Earliest Second to Mark Indices II

Problem

You are given two 1-indexed integer arrays, nums and, changeIndices, having lengths n and m, respectively.

Initially, all indices in nums are unmarked. Your task is to mark all indices in nums.

In each second, s, in order from 1 to m (inclusive), you can perform one of the following operations:

Choose an index i in the range [1, n] and decrement nums[i] by 1.
Set nums[changeIndices[s]] to any non-negative value.
Choose an index i in the range [1, n], where nums[i] is equal to 0, and mark index i.
Do nothing.

Return _an integer denoting theearliest second in the range _[1, m]_whenall indices in _nums can be marked by choosing operations optimally, or-1 if it is impossible.

Examples

Example 1


    
    
    Input: nums = [3,2,3], changeIndices = [1,3,2,2,2,2,3]
    Output: 6
    Explanation: In this example, we have 7 seconds. The following operations can be performed to mark all indices:
    Second 1: Set nums[changeIndices[1]] to 0. nums becomes [0,2,3].
    Second 2: Set nums[changeIndices[2]] to 0. nums becomes [0,2,0].
    Second 3: Set nums[changeIndices[3]] to 0. nums becomes [0,0,0].
    Second 4: Mark index 1, since nums[1] is equal to 0.
    Second 5: Mark index 2, since nums[2] is equal to 0.
    Second 6: Mark index 3, since nums[3] is equal to 0.
    Now all indices have been marked.
    It can be shown that it is not possible to mark all indices earlier than the 6th second.
    Hence, the answer is 6.

Example 2


    
    
    Input: nums = [0,0,1,2], changeIndices = [1,2,1,2,1,2,1,2]
    Output: 7
    Explanation: In this example, we have 8 seconds.

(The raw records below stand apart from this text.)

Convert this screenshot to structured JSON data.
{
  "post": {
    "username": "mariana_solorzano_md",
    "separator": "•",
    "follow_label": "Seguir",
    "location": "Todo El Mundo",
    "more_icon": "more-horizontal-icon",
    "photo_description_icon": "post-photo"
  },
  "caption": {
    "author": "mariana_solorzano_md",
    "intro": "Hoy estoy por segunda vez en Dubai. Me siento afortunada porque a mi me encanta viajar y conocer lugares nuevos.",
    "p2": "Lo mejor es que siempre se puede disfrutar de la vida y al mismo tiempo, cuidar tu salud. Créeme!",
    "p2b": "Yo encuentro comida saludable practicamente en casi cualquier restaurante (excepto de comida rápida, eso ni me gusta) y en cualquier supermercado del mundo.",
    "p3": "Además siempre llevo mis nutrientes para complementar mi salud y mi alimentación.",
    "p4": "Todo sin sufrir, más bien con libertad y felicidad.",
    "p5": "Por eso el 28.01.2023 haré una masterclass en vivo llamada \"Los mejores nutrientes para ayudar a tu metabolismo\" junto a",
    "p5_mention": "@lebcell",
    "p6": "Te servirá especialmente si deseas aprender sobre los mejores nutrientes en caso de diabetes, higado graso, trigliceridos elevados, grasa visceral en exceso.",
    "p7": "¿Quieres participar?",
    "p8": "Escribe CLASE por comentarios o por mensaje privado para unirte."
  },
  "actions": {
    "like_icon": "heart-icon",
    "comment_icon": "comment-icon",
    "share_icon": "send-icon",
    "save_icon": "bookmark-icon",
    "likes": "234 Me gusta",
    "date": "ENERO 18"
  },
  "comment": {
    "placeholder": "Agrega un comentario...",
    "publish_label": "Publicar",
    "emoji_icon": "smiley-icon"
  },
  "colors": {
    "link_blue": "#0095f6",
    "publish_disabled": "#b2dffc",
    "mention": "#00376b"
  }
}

The following operations can be performed to mark all indices:
    Second 1: Mark index 1, since nums[1] is equal to 0.
    Second 2: Mark index 2, since nums[2] is equal to 0.
    Second 3: Decrement index 4 by one. nums becomes [0,0,1,1].
    Second 4: Decrement index 4 by one. nums becomes [0,0,1,0].
    Second 5: Decrement index 3 by one. nums becomes [0,0,0,0].
    Second 6: Mark index 3, since nums[3] is equal to 0.
    Second 7: Mark index 4, since nums[4] is equal to 0.
    Now all indices have been marked.
    It can be shown that it is not possible to mark all indices earlier than the 7th second.
    Hence, the answer is 7.

Example 3


    
    
    Input: nums = [1,2,3], changeIndices = [1,2,3]
    Output: -1
    Explanation: In this example, it can be shown that it is impossible to mark all indices, as we don't have enough seconds. 
    Hence, the answer is -1.

Constraints

1 <= n == nums.length <= 5000
0 <= nums[i] <= 10^9
1 <= m == changeIndices.length <= 5000
1 <= changeIndices[i] <= n

Solution

Method 1 – Greedy with Min Heap

Intuition

We want to mark all indices in nums as soon as possible. Since we can set any index to any non-negative value at the specified seconds, we can use a min-heap to always mark the index that can be marked the earliest. We simulate the process, always marking the index with the smallest required time, and use the set operation optimally to reset values if needed.

Approach

For each index, track the last second it can be marked (i.e., when changeIndices[s] == i for some s).
Use a min-heap to always pick the index that can be marked the earliest.
For each second, if possible, mark an index whose value is zero, or use the set operation to reset an index to zero if it cannot be marked otherwise.
Continue until all indices are marked or time runs out.
Return the earliest second when all indices are marked, or -1 if impossible.

Code

Python

import heapq
class Solution:
    def earliestSecondToMarkIndices(self, nums: list[int], changeIndices: list[int]) -> int:
        n, m = len(nums), len(changeIndices)
        last = [-1] * n
        for i, idx in enumerate(changeIndices):
            last[idx - 1] = i
        if -1 in last:
            return -1
        heap = []
        for i in range(n):
            heapq.heappush(heap, (last[i], i))
        marked = set()
        used = [False] * n
        for t in range(m):
            while heap and heap[0][0] < t:
                heapq.heappop(heap)
            if not heap:
                break
            _, i = heapq.heappop(heap)
            if nums[i] == 0 and not used[i]:
                marked.add(i)
                used[i] = True
            else:
                nums[i] = 0
                marked.add(i)
                used[i] = True
            if len(marked) == n:
                return t + 1
        return -1

Complexity

⏰ Time complexity: O(m log n), where m is the length of changeIndices and n is the length of nums. Each heap operation is O(log n).
🧺 Space complexity: O(n), for the heap and auxiliary arrays.